The price of most mining commodities was expected to be higher on average this year because of supply tensions, with coking coal expected to be the most bullish following floods in Queensland, Australia, that have cut output, he said.

"There is going to be some margin pressure for non-integrated companies," he said, stressing that steel demand was not as strong as in 2006-08 when producers were in a better position to pass on rising raw material costs.

However, conditions for steel makers would also depend on demand from different industries, he said, noting that while Thyssenkrupp (TKAG.F: Quote) did not have integrated mining activities it was benefiting from brisk demand from the German car industry, one of Thyseenkrupp's main outlets.

Fitch expected steel demand from the automotive sector in Europe to rise by 5-6 percent this year, in line with its outlook for overall growth in European steel demand.

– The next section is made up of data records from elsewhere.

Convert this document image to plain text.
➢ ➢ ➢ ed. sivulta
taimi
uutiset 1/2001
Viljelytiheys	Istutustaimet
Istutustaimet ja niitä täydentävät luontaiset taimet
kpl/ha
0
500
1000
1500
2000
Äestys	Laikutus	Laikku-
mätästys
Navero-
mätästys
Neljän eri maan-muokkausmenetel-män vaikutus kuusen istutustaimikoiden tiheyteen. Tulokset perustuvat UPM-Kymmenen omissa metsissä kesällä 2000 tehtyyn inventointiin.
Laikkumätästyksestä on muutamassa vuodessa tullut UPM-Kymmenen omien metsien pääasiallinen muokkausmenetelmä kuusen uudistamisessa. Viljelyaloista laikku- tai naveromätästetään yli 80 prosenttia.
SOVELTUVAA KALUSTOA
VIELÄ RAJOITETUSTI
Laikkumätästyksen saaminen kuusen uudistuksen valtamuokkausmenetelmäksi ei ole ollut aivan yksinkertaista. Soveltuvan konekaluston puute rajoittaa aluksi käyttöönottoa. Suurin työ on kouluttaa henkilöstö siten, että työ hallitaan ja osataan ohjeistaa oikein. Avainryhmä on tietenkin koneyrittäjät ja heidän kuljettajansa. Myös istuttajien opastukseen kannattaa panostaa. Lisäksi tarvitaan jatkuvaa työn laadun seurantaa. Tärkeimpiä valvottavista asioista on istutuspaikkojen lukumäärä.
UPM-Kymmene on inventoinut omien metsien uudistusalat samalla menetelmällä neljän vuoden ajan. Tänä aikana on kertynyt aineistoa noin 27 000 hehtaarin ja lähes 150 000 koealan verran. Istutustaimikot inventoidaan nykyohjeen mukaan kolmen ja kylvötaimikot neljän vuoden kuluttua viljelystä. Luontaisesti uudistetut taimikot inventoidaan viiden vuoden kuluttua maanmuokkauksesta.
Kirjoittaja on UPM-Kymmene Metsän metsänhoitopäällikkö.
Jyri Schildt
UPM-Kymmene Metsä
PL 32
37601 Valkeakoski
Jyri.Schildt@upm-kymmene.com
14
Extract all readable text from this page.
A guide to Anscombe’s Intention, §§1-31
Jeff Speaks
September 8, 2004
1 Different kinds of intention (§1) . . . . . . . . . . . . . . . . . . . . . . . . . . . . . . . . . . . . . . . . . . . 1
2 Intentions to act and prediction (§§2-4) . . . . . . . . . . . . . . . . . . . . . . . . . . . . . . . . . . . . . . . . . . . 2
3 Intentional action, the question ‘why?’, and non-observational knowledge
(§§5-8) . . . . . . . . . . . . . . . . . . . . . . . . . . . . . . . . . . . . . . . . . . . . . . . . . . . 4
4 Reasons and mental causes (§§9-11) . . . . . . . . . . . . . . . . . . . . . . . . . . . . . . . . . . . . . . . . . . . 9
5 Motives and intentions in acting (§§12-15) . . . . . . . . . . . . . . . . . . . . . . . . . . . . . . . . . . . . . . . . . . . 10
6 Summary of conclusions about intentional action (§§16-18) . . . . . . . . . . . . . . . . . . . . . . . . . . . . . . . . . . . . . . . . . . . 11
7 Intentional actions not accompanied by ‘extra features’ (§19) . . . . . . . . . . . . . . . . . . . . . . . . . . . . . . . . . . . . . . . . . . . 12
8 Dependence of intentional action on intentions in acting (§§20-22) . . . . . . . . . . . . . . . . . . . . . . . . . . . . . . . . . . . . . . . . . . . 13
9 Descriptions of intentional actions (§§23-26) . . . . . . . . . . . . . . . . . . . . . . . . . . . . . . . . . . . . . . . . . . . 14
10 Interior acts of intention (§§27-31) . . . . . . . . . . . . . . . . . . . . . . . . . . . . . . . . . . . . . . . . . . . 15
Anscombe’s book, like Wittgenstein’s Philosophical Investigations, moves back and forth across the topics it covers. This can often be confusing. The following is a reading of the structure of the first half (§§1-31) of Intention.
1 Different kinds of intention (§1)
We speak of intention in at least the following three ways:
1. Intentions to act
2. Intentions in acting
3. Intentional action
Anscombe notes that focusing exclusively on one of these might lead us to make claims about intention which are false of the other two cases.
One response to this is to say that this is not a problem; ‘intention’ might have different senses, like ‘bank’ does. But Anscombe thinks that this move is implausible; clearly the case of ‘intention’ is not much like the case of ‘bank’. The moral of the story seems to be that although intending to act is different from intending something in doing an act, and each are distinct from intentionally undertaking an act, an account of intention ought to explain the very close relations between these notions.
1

Demand growth would be faster in mechanical engineering, a key sector in Germany, at 7-8 percent but much weaker in construction at 1-2 percent, he said.

Fitch sees 2011 global steel demand rising by 6-10 percent.

The European steel sector as a whole was expected to continue this year its "progressive recovery", which has seen output climb back up to 80 percent of 2007 levels, lagging the global market which has already reached pre-crisis levels, driven by Chinese production, Archbold said.

The pushing through of production costs should support steel prices in Europe, he added.